Zurück zur eigentlichen Frage: Wie
würde sich ein solcher Kommentar für den politischen Essay Die
Nation als Ideal und als Wirklichkeit darstellen lassen? Ich beziehe mich
zur Beantwortung dieser Frage, wie erinnerlich, auf das Vier-Ebenen-Schema: a)
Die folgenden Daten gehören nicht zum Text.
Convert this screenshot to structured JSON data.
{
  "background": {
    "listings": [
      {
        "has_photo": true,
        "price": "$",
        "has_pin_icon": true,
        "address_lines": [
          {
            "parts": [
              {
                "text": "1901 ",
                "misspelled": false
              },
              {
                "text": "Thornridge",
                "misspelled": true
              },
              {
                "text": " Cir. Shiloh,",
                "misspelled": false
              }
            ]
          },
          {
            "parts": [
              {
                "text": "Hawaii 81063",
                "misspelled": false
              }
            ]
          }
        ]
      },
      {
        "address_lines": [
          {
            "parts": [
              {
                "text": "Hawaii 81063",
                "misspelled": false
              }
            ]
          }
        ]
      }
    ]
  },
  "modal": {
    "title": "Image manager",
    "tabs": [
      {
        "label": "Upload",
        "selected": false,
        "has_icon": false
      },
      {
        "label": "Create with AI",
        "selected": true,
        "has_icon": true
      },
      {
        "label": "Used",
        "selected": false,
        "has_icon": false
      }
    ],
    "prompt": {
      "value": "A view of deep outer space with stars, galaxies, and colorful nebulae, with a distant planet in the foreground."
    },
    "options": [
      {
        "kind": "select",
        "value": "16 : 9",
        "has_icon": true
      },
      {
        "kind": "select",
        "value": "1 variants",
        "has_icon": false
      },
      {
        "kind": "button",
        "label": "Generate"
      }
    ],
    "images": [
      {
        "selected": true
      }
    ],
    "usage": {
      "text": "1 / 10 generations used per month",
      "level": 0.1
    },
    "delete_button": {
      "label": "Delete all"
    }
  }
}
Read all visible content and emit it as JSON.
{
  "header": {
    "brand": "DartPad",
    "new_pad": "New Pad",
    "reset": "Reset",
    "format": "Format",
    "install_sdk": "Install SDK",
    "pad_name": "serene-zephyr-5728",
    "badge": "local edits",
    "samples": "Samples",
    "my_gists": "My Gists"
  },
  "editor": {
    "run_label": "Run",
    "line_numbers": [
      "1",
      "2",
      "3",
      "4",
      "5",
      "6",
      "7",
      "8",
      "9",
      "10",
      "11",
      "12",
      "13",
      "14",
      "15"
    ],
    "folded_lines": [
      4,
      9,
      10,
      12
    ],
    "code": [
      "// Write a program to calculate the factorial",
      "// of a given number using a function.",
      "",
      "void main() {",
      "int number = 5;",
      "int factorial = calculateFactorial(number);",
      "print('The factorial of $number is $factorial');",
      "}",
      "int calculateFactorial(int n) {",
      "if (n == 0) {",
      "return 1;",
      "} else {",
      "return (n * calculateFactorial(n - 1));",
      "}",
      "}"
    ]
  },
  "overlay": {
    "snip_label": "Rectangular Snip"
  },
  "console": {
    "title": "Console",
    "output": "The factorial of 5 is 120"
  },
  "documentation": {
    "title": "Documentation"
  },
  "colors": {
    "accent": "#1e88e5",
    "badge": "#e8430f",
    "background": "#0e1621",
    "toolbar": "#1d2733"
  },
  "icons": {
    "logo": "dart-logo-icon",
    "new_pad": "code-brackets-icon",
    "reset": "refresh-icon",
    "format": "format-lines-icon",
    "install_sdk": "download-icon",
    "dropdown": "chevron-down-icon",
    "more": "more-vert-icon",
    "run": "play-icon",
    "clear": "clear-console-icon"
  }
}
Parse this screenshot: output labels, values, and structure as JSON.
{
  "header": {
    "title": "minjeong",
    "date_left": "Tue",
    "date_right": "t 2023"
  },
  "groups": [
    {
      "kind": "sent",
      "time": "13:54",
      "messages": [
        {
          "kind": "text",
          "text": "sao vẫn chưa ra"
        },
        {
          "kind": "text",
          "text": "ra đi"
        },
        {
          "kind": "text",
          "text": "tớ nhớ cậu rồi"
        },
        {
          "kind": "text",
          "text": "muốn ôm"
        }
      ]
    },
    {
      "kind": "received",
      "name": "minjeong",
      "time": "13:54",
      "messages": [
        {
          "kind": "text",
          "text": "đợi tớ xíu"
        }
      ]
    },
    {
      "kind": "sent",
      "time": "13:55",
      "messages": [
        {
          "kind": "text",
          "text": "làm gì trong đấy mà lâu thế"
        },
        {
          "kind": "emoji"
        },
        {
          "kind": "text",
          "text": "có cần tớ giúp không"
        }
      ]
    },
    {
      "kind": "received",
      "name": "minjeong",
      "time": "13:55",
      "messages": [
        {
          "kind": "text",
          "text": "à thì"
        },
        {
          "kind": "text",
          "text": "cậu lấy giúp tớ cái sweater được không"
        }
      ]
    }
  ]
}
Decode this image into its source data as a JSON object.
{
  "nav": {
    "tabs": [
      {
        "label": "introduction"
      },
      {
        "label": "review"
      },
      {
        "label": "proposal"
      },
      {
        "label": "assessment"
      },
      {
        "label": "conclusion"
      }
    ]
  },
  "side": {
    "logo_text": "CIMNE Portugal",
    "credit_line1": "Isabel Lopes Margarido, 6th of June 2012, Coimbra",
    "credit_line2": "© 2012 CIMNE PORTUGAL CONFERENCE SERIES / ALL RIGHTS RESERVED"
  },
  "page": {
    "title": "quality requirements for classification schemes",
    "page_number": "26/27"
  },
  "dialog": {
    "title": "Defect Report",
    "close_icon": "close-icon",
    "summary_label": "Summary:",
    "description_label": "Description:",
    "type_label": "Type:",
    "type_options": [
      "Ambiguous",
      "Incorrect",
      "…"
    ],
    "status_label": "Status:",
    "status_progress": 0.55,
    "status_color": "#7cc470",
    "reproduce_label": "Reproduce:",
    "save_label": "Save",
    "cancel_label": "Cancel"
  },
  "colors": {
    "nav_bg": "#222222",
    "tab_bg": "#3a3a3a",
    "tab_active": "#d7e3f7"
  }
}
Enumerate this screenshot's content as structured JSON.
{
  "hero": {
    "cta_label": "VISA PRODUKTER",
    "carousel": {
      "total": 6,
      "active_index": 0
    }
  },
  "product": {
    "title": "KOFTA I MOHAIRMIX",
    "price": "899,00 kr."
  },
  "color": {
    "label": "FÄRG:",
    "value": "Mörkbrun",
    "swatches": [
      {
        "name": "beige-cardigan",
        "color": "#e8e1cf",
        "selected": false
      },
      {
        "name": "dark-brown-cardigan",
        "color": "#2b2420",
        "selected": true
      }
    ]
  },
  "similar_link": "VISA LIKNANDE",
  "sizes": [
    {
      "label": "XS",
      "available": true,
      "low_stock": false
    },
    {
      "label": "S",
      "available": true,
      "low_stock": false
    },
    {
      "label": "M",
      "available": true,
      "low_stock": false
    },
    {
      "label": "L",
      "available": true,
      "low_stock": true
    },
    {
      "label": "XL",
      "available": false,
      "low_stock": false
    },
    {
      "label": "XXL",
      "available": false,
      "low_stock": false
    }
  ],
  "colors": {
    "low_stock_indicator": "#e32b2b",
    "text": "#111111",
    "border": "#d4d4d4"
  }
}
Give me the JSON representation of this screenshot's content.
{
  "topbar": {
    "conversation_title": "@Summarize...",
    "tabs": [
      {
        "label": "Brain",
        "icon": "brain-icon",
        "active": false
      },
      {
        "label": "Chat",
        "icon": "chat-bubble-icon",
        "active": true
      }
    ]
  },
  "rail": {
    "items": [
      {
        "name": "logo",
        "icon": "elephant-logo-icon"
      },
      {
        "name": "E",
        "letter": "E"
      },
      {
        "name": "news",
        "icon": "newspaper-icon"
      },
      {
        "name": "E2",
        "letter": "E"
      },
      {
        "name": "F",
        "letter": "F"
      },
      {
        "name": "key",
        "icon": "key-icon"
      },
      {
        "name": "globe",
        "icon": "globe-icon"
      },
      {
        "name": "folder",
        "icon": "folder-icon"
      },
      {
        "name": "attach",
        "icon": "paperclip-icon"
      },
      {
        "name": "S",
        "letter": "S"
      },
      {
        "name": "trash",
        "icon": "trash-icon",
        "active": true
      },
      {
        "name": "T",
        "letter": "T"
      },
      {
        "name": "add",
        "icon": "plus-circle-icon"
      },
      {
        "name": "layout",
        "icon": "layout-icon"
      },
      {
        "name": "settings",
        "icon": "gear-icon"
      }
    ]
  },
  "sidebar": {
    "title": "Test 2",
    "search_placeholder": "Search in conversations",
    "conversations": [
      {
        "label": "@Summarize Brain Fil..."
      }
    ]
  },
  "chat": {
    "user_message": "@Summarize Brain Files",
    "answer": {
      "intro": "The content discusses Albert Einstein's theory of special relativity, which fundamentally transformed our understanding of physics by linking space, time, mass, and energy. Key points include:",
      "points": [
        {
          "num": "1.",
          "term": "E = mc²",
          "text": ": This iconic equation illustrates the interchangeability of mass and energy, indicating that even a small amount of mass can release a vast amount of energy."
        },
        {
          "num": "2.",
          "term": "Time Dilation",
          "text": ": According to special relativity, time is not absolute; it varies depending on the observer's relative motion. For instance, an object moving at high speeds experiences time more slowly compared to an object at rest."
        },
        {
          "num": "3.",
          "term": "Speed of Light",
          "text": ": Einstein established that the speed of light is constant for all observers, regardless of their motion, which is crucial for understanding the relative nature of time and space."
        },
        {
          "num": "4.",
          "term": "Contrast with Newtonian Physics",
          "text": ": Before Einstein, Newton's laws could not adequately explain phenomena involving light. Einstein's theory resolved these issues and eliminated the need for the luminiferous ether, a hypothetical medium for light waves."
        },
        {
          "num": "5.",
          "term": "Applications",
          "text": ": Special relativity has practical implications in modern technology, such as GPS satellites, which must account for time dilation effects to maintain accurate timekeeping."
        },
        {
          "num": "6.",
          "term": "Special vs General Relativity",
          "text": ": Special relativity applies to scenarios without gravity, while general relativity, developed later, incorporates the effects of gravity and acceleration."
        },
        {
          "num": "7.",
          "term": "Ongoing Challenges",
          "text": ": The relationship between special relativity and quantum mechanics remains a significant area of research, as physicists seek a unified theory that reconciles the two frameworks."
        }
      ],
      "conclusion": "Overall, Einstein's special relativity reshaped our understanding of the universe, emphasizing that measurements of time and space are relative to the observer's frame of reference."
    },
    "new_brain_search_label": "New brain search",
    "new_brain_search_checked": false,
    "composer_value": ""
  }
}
Textgenese, b) Intratext, c) Intertext und Interdiskurs mit Musil, d) Interdiskurs
nach Musil. Ad a) Neben üblichen metatextuellen Informationen zu Zeit und Ort der
Veröffentlichung des Essays im sog. textgenetischen Dossier würde die Textvarianz in
den beiden erwähnten Fällen (andere
und Wage
) wie in der derzeit zugänglichen Online-Präsentation des MoE als
Mouseover direkt im Text angeboten. Ad b) Intratextuelle bzw. genau genommen:
werkinterne intertextuelle Verweise müsste der interdiskursive Kommentar unter
Angabe einer Begründung – die zugleich eine Verbindung zu c und d herstellt
(insofern die im Essay verhandelten Themen wie Nation/Nationalismus
, Rasse
, Staat/Organisation/Institution
und Idealismus
auf
umfassendere Diskursfelder wie Politikwissenschaft, Biologie, Soziologie und
Philosophie verweisen, an welchen sowohl Musil selbst und seine Referenzautoren als
auch die fachwissenschaftliche Rezeption partizipieren) – nicht nur an der Stelle
bieten, wo die KA unter Sommererlebnis
eine Sprungverknüpfung
zum Vorkriegsessay Europäertum, Krieg, Deutschtum aufweist. Hier gälte es vielmehr,
die Textkonstellation als solche zu repräsentieren (die den genannten Vorkriegsessay
wie auch die thematisch einschlägigen politischen Essays beinhaltet, in denen die
Frage der Nation
eine Rolle spielt, etwa Politik in Österreich von 1912, Buridans
Österreicher, Der Anschluß an Deutschland (beide
1919) sowie Geist und Erfahrung (1921) und Das hilflose Europa (1922), darüber hinaus entsprechende
Kapitel aus dem MoE sowie Stellen aus dem Nachlass). Dazu gehörte dann etwa auch ein
Verweis auf ein Exzerpt aus Wilhelm Sauers 1933 (in Heft 1 des Archivs für Rechts- und Sozialphilosophie, XXVII. Jg., S. 1-43)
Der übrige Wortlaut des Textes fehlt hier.